In a small conciliatory gesture Mr Netanyahu said his government would ease its five-month-long sealing off of the Palestinian areas in Gaza and the West Bank by allowing an extra 10,000 workers to enter Israel. He also said that David Levy, the Israeli foreign minister, would meet Yasser Arafat, the Palestinian leader, next week.
Although Mr Netanyahu offered little new, it was enough for Mr Mubarak to say: "I think that after such a meeting today I have great hopes that the process will continue ... I can tell you now that I am very relaxed."

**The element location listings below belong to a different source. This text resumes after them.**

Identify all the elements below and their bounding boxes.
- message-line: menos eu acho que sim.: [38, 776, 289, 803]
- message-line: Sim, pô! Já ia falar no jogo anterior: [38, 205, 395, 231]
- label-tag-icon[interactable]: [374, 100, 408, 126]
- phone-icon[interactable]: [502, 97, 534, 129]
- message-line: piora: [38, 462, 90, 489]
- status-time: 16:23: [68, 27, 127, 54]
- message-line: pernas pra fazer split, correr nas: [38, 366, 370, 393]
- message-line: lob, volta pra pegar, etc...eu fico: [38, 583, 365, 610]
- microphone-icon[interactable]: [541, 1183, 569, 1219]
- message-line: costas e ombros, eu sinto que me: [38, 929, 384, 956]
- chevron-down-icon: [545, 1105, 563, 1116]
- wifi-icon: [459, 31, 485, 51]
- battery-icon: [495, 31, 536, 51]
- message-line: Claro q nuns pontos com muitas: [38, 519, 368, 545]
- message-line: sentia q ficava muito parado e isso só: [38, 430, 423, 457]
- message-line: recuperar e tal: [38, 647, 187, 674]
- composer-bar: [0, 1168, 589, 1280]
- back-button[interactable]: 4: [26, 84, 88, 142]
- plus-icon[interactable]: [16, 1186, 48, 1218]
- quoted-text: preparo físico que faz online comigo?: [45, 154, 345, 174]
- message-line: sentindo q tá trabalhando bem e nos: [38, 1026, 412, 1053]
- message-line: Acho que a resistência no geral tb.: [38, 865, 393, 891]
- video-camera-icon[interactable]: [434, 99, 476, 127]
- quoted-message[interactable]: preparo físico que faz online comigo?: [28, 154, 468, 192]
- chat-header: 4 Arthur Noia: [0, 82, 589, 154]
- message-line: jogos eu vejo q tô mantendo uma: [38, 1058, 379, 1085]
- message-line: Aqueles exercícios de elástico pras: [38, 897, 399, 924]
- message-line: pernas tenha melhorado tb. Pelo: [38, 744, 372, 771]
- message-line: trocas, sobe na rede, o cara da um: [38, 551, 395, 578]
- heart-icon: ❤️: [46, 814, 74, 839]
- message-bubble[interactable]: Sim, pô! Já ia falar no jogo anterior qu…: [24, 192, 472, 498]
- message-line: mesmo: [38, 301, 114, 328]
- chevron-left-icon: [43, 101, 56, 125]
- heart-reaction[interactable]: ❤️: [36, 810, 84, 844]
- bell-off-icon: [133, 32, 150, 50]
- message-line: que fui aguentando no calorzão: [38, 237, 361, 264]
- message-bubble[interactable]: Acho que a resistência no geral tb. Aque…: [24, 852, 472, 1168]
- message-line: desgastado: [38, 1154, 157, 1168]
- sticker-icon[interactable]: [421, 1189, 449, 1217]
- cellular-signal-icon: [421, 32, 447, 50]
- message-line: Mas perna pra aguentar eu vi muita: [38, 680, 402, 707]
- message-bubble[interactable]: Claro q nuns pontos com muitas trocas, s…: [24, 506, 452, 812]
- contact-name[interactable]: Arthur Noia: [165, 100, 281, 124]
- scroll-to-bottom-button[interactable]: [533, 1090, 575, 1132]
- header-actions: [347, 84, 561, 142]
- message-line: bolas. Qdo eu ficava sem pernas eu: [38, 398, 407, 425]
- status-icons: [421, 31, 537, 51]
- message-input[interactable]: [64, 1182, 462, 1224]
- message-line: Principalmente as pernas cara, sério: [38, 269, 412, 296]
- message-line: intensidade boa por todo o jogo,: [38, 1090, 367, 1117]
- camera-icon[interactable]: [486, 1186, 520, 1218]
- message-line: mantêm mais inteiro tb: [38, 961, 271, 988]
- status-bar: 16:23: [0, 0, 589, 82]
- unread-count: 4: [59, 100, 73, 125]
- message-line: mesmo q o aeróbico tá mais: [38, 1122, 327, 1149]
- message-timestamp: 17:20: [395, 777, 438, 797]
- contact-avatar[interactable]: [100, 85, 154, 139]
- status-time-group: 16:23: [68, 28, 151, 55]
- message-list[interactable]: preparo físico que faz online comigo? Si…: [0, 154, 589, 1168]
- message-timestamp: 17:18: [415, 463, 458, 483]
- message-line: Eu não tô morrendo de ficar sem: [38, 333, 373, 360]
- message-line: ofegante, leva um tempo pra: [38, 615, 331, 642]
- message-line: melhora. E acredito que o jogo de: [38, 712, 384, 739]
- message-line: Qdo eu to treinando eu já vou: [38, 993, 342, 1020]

The warm welcome for Mr Netanyahu's promises to continue the peace process is in part a tribute to his success in systematically lowering expectations among his Arab neighbours about what to expect from Israel. It also stems from Mr Mubarak's need to balance between the United States and the Arab world. The Egyptian leader goes to Washington at the end of the month.
Mr Mubarak said: "The two sides should proceed to negotiate the final status of the West Bank and Gaza - the sooner the better. Together with that, negotiations must resume on the Syrian and Lebanese tracks without delay." But since Mr Netanyahu has refused any compromise on Palestinian statehood, Israeli settlements, Jerusalem or withdrawal from the Golan, such negotiations are unlikely to have much substance.
The cordial tone of the discussions in Cairo are in contrast to the insults hurled at Mr Netanyahu by the Egyptian opposition press which, in a clumsy play on the Arabic pronunciation of his name, described him as "a dirty smell".
The Israeli leader said nothing new about the withdrawal of Israeli forces from most of the Palestinian city of Hebron, though this is expected over the next month. Under the terms of an agreement signed last year Israeli troops will keep control of one-fifth of Hebron where 400-500 Jewish settlers live surrounded by 120,000 Palestinians.
There are signs on the West Bank that Israel is continuing its redeployment. Just west of Nablus, an Israeli checkpoint at a vital crossroads has been removed. The army brigade in charge of the Nablus area is to be disbanded, Israeli radio said yesterday. This thinning out of troops is probably because of the completion of bypass roads linking Israeli settlements to Israel.
In Washington and in Cairo Mr Netanyahu refused to say that he would not build more settlements. Settlers themselves have spoken about doubling their numbers in the next four years to 300,000. In practice, Mr Netanyahu will probably be satisfied with more settlements in and around Jerusalem and close to the green line which divides the city.
Saeb Erekat, a senior Palestinian official, said however that "another settlement here or there will not promote Israel's security. Yet such settlements create a negative impression with Palestinians, comparable to the feeling in Israel that follows from a bus explosion". Saying that the Palestine Authority had done everything it could against Palestinian guerrilla organisations, Mr Erekat added: "Israel must understand that the Palestinians have not disappeared, and will not disappear. They exist."